Уж я как-нибудь обойдусь без вас,
Раз дело касается серых глаз (Ирина Салтыкова, «Серые глаза»).
С не меньшей определенностью Библия оппонирует и религиозным эстетическим стереотипам. Бог сотворил всё — и физическую, и духовную сторону реальности. Он проводит границы святости и чистоты и в телесной, и в душевной области. Здоровое тело, хороший аппетит, крепкий сон, супружеская близость, рождение детей — эти блага посылает праведным Божья рука, как и ответы на молитву, избавление в кризисе и руководство в исследовании Священного Писания.
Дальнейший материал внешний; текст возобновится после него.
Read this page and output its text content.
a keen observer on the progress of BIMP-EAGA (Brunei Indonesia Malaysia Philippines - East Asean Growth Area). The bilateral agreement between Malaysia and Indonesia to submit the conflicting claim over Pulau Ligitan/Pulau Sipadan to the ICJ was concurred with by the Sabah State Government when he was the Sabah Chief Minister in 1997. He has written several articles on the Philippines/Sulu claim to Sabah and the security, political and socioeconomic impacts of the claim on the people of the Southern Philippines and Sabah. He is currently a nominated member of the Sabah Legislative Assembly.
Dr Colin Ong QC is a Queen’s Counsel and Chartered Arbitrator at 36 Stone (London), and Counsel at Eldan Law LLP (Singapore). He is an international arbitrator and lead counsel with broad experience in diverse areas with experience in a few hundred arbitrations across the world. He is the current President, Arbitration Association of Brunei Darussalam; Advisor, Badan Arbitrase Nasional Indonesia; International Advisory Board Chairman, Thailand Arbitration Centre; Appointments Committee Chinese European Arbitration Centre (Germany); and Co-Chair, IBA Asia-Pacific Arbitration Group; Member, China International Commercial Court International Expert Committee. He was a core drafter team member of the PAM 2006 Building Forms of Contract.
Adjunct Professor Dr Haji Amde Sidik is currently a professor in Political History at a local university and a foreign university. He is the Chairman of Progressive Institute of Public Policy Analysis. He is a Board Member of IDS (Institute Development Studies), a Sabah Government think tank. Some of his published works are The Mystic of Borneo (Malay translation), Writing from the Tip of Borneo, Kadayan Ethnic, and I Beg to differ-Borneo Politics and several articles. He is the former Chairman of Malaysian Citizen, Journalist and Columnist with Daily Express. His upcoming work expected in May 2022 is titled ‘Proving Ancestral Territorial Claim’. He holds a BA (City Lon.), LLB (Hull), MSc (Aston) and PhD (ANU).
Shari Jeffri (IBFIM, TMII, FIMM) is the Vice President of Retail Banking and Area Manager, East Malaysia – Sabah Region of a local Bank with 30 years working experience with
Монашеская дистанция от физического мира чужда библейским авторам, равно как и животная погруженность в него.
Таким образом, красота в библейском понимании — это не столько внешность, ласкающая взгляд, сколько выполнение возложенной задачи. В этом контексте заботливая мама признаётся красивой, даже и состарившись, а гулящая женщина красивой быть не может. Физические данные блудницы из-за ее поведения становятся соблазном, опасностью.
Обожествить Солнце — значить перечеркнуть и то эстетическое послание, которое Всевышний заложил в величественном ходе светила по небосклону. Согласно Давиду, Солнце красиво еще и потому, что исполняет Божий замысел освещать и согревать Землю. Жертвенный дым приятен, потому что демонстрирует верность Ноя, позволяющую Творцу взять обязательство не насылать более всемирный потоп. Вожделеющий молоденьких учеников Сократ уничтожает тем самым свою мудрость. А распятый окровавленный Бог остается прекрасным, потому что ожидает искупления людских грехов Своей непреходящей жертвой.